Getting the attributes information is easy because it's already named. The following formats the attributes information into a data frame for each node:
doc_attrs <- lapply(doc_list[[4]], function(x) {
x <- unlist(x[names(x) == ".attrs"])
col_names <- gsub(".attrs.", "", names(x))
x <- data.frame(matrix(x, nrow = 1), stringsAsFactors = FALSE)
colnames(x) <- col_names
x
})
Some nodes didn't appear to have attributes information and so returned empty data frames. That caused problems later so I created data frames of NAs in their place:
doc_attrs_cols <- unique(unlist(sapply(doc_attrs, colnames)))
doc_attrs[sapply(doc_attrs, length) == 0] <-
lapply(doc_attrs[sapply(doc_attrs, length) == 0], function(x) {
df <- data.frame(matrix(rep(NA, length(doc_attrs_cols)), nrow = 1))

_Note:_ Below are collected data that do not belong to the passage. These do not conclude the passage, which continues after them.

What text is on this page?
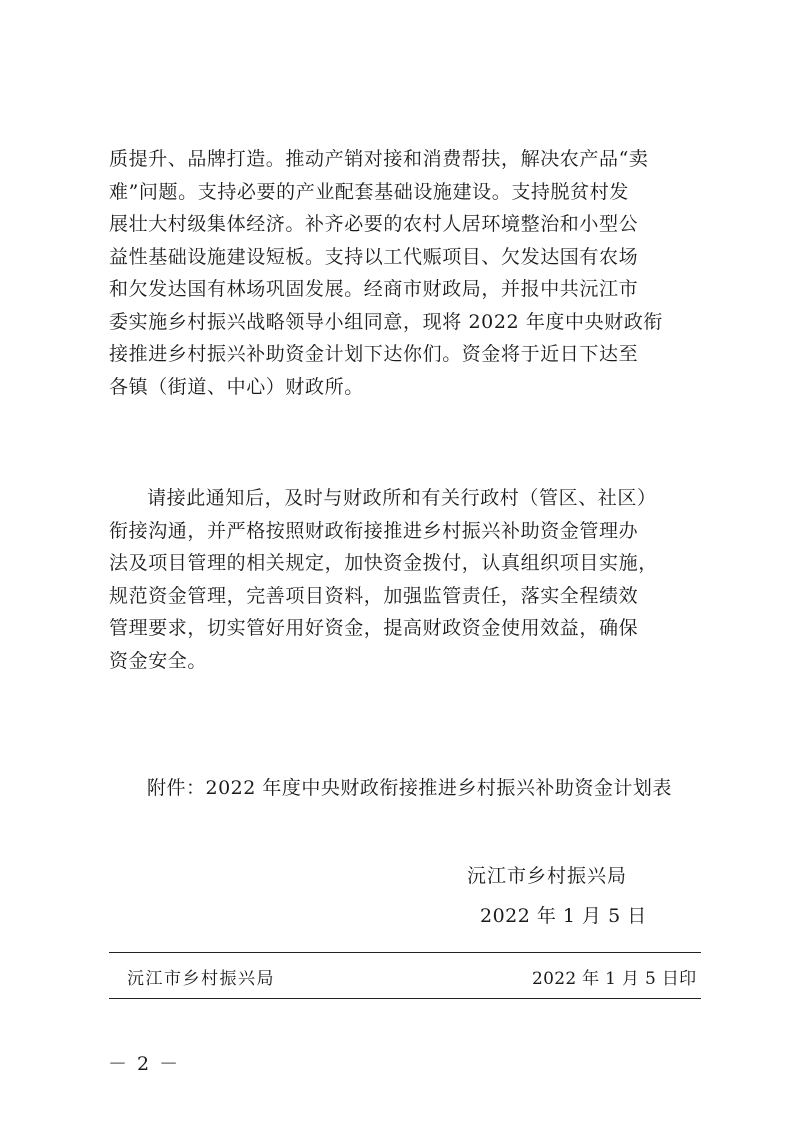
质提升、品牌打造。推动产销对接和消费帮扶，解决农产品“卖
难”问题。支持必要的产业配套基础设施建设。支持脱贫村发
展壮大村级集体经济。补齐必要的农村人居环境整治和小型公
益性基础设施建设短板。支持以工代赈项目、欠发达国有农场
和欠发达国有林场巩固发展。经商市财政局，并报中共沅江市
委实施乡村振兴战略领导小组同意，现将 2022 年度中央财政衔
接推进乡村振兴补助资金计划下达你们。资金将于近日下达至
各镇（街道、中心）财政所。
请接此通知后，及时与财政所和有关行政村（管区、社区）
衔接沟通，并严格按照财政衔接推进乡村振兴补助资金管理办
法及项目管理的相关规定，加快资金拨付，认真组织项目实施，
规范资金管理，完善项目资料，加强监管责任，落实全程绩效
管理要求，切实管好用好资金，提高财政资金使用效益，确保
资金安全。
附件：2022 年度中央财政衔接推进乡村振兴补助资金计划表
沅江市乡村振兴局
2022 年 1 月 5 日
沅江市乡村振兴局	2022 年 1 月 5 日印
－ 2 －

colnames(df) <- doc_attrs_cols
df
})
When it came to pulling non-attribute data, the names and values of the variables were generally contained within the same string. I originally tried to come up with a regular expression to extract the names, but they're all formatted so differently that I gave up and just identified all the possibilities in this particular data set:
flags <- c("FORMULA:", "CHARGE:", "HEPATONET_1.0_ABBREVIATION:",
"EHMN_ABBREVIATION:", "obo.chebi/CHEBI:", "pubchem.compound/", "hmdb/HMDB",
"INCHI: ", "kegg.compound/", "kegg.genes/", "uniprot/", "drugbank/")
Also, sometimes the non-attribute information was kept as just a list of values, as in the node I showed above, while other times it was contained in "notes" and "annotation" sublists, so I had to include an if else statement to make things more consistent.
doc_info <- lapply(doc_list[[4]], function(x) {
if(any(names(x) != ".attrs" & names(x) != "")) {
names(x)[names(x) != ".attrs"] <- ""
x <- unlist(do.call("c", as.list(x[names(x) != ".attrs"])))
} else {
x <- unlist(x[names(x) != ".attrs"])
}
x <- gsub("http://identifiers.org/", "", x)
need_names <- names(x) == ""
names(x)[need_names] <- gsub(paste0("(", paste0(flags, collapse = "|"), ").+"), "\\1", x[need_names], perl = TRUE)
#names(x) <- gsub("\\s+", "", names(x))
x[need_names] <- gsub(paste0("(", paste0(flags, collapse = "|"), ")(.+)"), "\\2", x[need_names], perl = TRUE)
col_names <- names(x)
x <- data.frame(matrix(x, nrow = 1), stringsAsFactors = FALSE)
colnames(x) <- col_names
x
})
To get everything together into a data frame, I suggest the plyr package's rbind.fill.
require(plyr)
doc_info <- do.call("rbind.fill", doc_info)
doc_attrs <- do.call("rbind.fill", doc_attrs)
doc_all <- cbind(doc_info, doc_attrs)
dim(doc_all)
[1] 3972 22
colnames(doc_all)
[1] "FORMULA:" "CHARGE:" "HEPATONET_1.0_ABBREVIATION:" "EHMN_ABBREVIATION:"
[5] "obo.chebi/CHEBI:" "pubchem.compound/" "hmdb/HMDB" "about"
[9] "INCHI: " "kegg.compound/" "kegg.genes/" "uniprot/"
[13] "drugbank/" "id" "initialConcentration" "constant"
[17] "hasOnlySubstanceUnits" "name" "metaid" "boundaryCondition"
[21] "sboTerm" "compartment"
As a partial answer, the document uses name spaces, and 'species' is part of the 'id' name space. So
> xpathSApply(doc, "//id:species", xmlGetAttr, "id", namespaces="id")
[1] "M_10fthf_c" "M_10fthf_m" "M_13dampp_c" "M_h2o_c" "M_o2_c"
[6] "M_bamppald_c" "M_h2o2_c" "M_nh4_c" "M_h_m" "M_nadph_m"
...
with id:species and namespaces="id" being different from what you illustrate above.